7.Bölüm 'SEN APTAL İLGEZ SEN'

67 9 1
                                    

Casper sunar...

"Bazen bana geliiip gideer seniii dert etmeleeer,"  Ece ve Filiz sağa sola sallanırken Ece'nin dengesini kaybetmesiyle beraber onun omzuna yaslanan Filiz de onunla birlikte yeri boylayınca ben ve Marry gülme krizine girdik.

"This girls are crazy!"

Kafamı sallayarak gülmemi durdurmaya çalıştım. Kaburgamın altı gülmekten ağrımaya başlamıştı. Mutfaktan Buğra ve Ferhat'ın bağırdığını duyunca dördümüz de gülmeyi kestik. "Bağırma duyacaklar sus sus!"

Bunu diyen 5 IQ Buğra da bağırarak söyledi bunu.

"Ne yaptınız siz? Bakın annemin mutfağında temizlenemeyecek kalıcı hasarlar sakın bırakmayın, beni gerçekten köyünde çoban yapar yoksa!"

Marry'i dizlerimden itip kalktım ve yerdeki terliklerimi giyip bana cevap vermeyen erkeklerin yanına, mutfağa gittim. "N'aptını..."

Buğra'nın elindeki yoğurtla dolu kaseye Ferhat'ın dudaklarını batırdığını görünce kaşlarımı çattım. "Yoğurttan bilezik çıkarma oyunu için fazla küçük bir kap değil mi o?"

"Şimdi sana bir şey diyeceğiz ama kızmayacaksın," Buğra bunu söylerken Ferhat neredeyse ağlayacak gibi bakıyordu suratıma. Kafamı salladım ve onlara yaklaştım. "Ferhat dudaklarını sıcak tavaya yapıştırdı."

"Ne?!"

Ferhat'ın yüzünü görmek için kafamı eğdiğimde o da gözlerini kaldırdı ve suratıma baktı gözleri dolu dolu. "Çok mu acıyor?"

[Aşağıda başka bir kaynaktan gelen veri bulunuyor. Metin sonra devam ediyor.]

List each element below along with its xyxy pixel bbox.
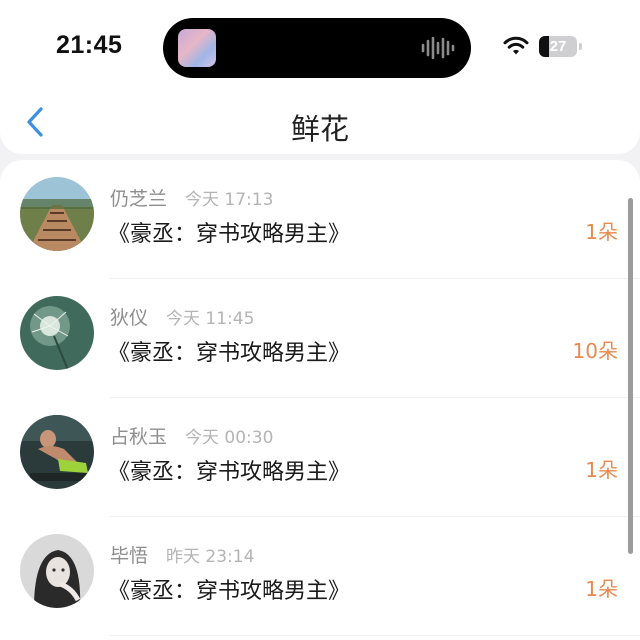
- gift-time: 今天 17:13: [185, 190, 274, 210]
- gift-meta: 仍芝兰 今天 17:13: [110, 184, 273, 211]
- gift-meta: 毕悟 昨天 23:14: [110, 541, 254, 568]
- flower-count: 1朵: [585, 220, 618, 244]
- sender-name: 占秋玉: [110, 426, 168, 448]
- divider: [110, 635, 640, 636]
- dynamic-island[interactable]: [163, 18, 471, 78]
- flower-count: 10朵: [572, 339, 618, 363]
- book-title: 《豪丞：穿书攻略男主》: [108, 341, 351, 366]
- list-item[interactable]: 占秋玉 今天 00:30 《豪丞：穿书攻略男主》 1朵: [0, 398, 640, 517]
- flower-count: 1朵: [585, 577, 618, 601]
- gift-time: 今天 11:45: [166, 309, 255, 329]
- scrollbar[interactable]: [628, 198, 633, 554]
- sender-name: 毕悟: [110, 545, 149, 567]
- avatar[interactable]: [20, 534, 94, 608]
- flower-gift-list: 仍芝兰 今天 17:13 《豪丞：穿书攻略男主》 1朵 狄仪 今天 11:45 《豪…: [0, 160, 640, 640]
- audio-wave-icon: [421, 37, 455, 59]
- sender-name: 狄仪: [110, 307, 149, 329]
- book-title: 《豪丞：穿书攻略男主》: [108, 222, 351, 247]
- avatar[interactable]: [20, 177, 94, 251]
- gift-meta: 占秋玉 今天 00:30: [110, 422, 273, 449]
- list-item[interactable]: 仍芝兰 今天 17:13 《豪丞：穿书攻略男主》 1朵: [0, 160, 640, 279]
- gift-meta: 狄仪 今天 11:45: [110, 303, 254, 330]
- status-time: 21:45: [56, 31, 123, 59]
- status-bar: 21:45 27: [0, 0, 640, 92]
- flower-count: 1朵: [585, 458, 618, 482]
- battery-percent: 27: [549, 38, 567, 55]
- sender-name: 仍芝兰: [110, 188, 168, 210]
- now-playing-artwork: [178, 29, 216, 67]
- list-item[interactable]: 狄仪 今天 11:45 《豪丞：穿书攻略男主》 10朵: [0, 279, 640, 398]
- book-title: 《豪丞：穿书攻略男主》: [108, 460, 351, 485]
- avatar[interactable]: [20, 296, 94, 370]
- page-title: 鲜花: [290, 112, 349, 146]
- gift-time: 昨天 23:14: [166, 547, 255, 567]
- gift-time: 今天 00:30: [185, 428, 274, 448]
- avatar[interactable]: [20, 415, 94, 489]
- list-item[interactable]: 毕悟 昨天 23:14 《豪丞：穿书攻略男主》 1朵: [0, 517, 640, 636]
- battery-indicator: 27: [539, 36, 577, 57]
- nav-bar: 鲜花: [0, 92, 640, 154]
- wifi-icon: [503, 36, 529, 55]
- battery-cap: [579, 43, 582, 50]
- book-title: 《豪丞：穿书攻略男主》: [108, 579, 351, 604]
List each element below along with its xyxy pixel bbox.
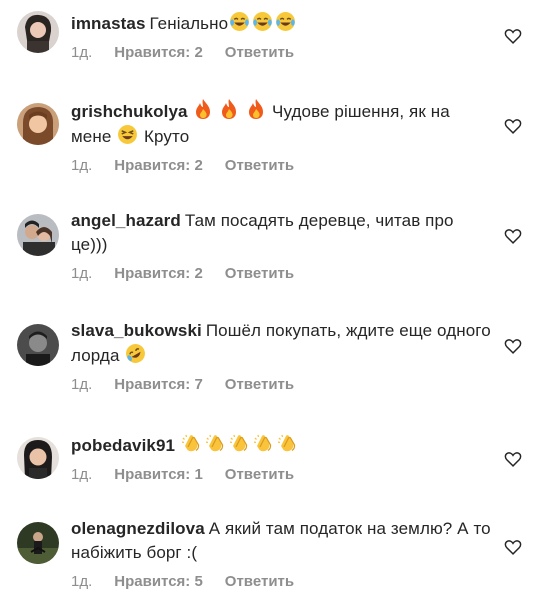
grinning-squint-emoji-icon	[117, 124, 138, 145]
comment-text-end: Круто	[144, 127, 190, 146]
comment-username[interactable]: imnastas	[71, 14, 146, 33]
like-heart-icon[interactable]	[504, 338, 522, 354]
reply-button[interactable]: Ответить	[225, 376, 294, 393]
rofl-emoji-icon	[125, 343, 146, 364]
clapping-hands-emoji-icon	[204, 432, 226, 454]
like-heart-icon[interactable]	[504, 28, 522, 44]
clapping-hands-emoji-icon	[276, 432, 298, 454]
clapping-hands-emoji-icon	[180, 432, 202, 454]
comment-time: 1д.	[71, 376, 93, 393]
avatar[interactable]	[17, 103, 59, 145]
like-heart-icon[interactable]	[504, 228, 522, 244]
comment-time: 1д.	[71, 157, 93, 174]
comment-time: 1д.	[71, 44, 93, 61]
like-heart-icon[interactable]	[504, 118, 522, 134]
comment-time: 1д.	[71, 265, 93, 282]
comment-username[interactable]: angel_hazard	[71, 211, 181, 230]
reply-button[interactable]: Ответить	[225, 265, 294, 282]
comment-likes[interactable]: Нравится: 7	[114, 376, 203, 393]
comment-username[interactable]: pobedavik91	[71, 436, 175, 455]
laughing-tears-emoji-icon	[275, 11, 296, 32]
comment-likes[interactable]: Нравится: 5	[114, 573, 203, 590]
comment-likes[interactable]: Нравится: 1	[114, 466, 203, 483]
avatar[interactable]	[17, 214, 59, 256]
comment-time: 1д.	[71, 466, 93, 483]
laughing-tears-emoji-icon	[252, 11, 273, 32]
clapping-hands-emoji-icon	[252, 432, 274, 454]
clapping-hands-emoji-icon	[228, 432, 250, 454]
like-heart-icon[interactable]	[504, 539, 522, 555]
comment-username[interactable]: olenagnezdilova	[71, 519, 205, 538]
comment-username[interactable]: slava_bukowski	[71, 321, 202, 340]
like-heart-icon[interactable]	[504, 451, 522, 467]
avatar[interactable]	[17, 11, 59, 53]
comment-likes[interactable]: Нравится: 2	[114, 265, 203, 282]
comment-text: Геніально	[149, 14, 229, 33]
comment-likes[interactable]: Нравится: 2	[114, 44, 203, 61]
fire-emoji-icon	[246, 98, 266, 120]
avatar[interactable]	[17, 522, 59, 564]
comment-username[interactable]: grishchukolya	[71, 102, 188, 121]
fire-emoji-icon	[193, 98, 213, 120]
comment-likes[interactable]: Нравится: 2	[114, 157, 203, 174]
comment-time: 1д.	[71, 573, 93, 590]
avatar[interactable]	[17, 437, 59, 479]
avatar[interactable]	[17, 324, 59, 366]
reply-button[interactable]: Ответить	[225, 466, 294, 483]
reply-button[interactable]: Ответить	[225, 157, 294, 174]
fire-emoji-icon	[219, 98, 239, 120]
laughing-tears-emoji-icon	[229, 11, 250, 32]
reply-button[interactable]: Ответить	[225, 44, 294, 61]
reply-button[interactable]: Ответить	[225, 573, 294, 590]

Dolu gözlerini hızlı hızlı kırpıştırdığında yüzümü buruşturup Buğra'ya baktım. "Hastaneye götürelim, ya mikrop kaparsa? Ya bir şey olursa?"

"Gebersin inşallah," Buğra dişlerini birbirine bastırıp kafasını kaldırmaya çalışan Ferhat'ın tüm yüzünü yoğurda bastırdı. "Doktora ne diyeceğiz? Arkadaşımız yüzde doksan zeka engelli mi!"

Ferhat, Buğra'nın elinden kurtulup kafasını kaldırdığında gözlerini açtı. "Burnuma girdi! Yoğurt beynime gidiyor!"

"Üzülme gezer gezer beynini bulamaz zaten." Buğra cıkcıklayıp burnundan hızlı hızlı nefes veren Ferhat'tan kafasını çevirdi.

"Siz ne yapıyorsunuz orada?" Filiz'in bağırması üzerine Buğra, Ferhat'ın kafasını tekrar yoğurda bastı ve söz hakkını da aldı. "N'apacağız ya hiç, geliyoruz şimdi."

O kadar aptalca bir cümleydi ki Buğra söyledikten hemen sonra bakışlarımızı görmemek için gözlerini kapattı. "Daha çok dikkat çektiğinin farkın..."

Ayak sesleri duymaya başladığımızda Buğra sözünü kesip elini Ferhat'ın kafasından çekti ve tezgaha yaslanarak elini çenesine koyup düşünen adam pozuna geçti.

Halil ve Fuat da sessizce iki yanımda durmaya başlamışken Ece, Marry ve Filiz içeriye girdiler. Tabii ki neon ışıklarıymış gibi aramızda en dikkat çeken Ferhat'ın kafası onların hemen dikkatini çekti.

"Bu niye devekuşu gibi kafasını kuma gömmüş?"

Ece, Ferhat'a yaklaştıkça bir terslik olduğunu anladı ve kafasını kaldırttı zorla. Kızlar manzarayı görünce ufak çığlık atmışlardı. "Hastaneye gidelim! Mikrop kapacaksın salak!"

"N'aptınız çocuğa siz?"

"He looks like Steve Harvey, look at that lips..." Marry'nin Ferhat'ı benzettiği kişinin kim olduğunu bilsem de pek komik gelemedi bana. Çünkü ben de hastaneye götürmemiz gerektiğini düşünüyordum.

"Dudaklarını sıcak tavaya yapıştırmış, nasıl olduğunu ben de bilmiyorum."

Kızlara açıklama yaptıktan sonra telefonumu cebimden çıkartıp Egemen abiyi aradım. Telefon birkaç kez çaldıktan sonra, "Alo?" sesiyle açıldı.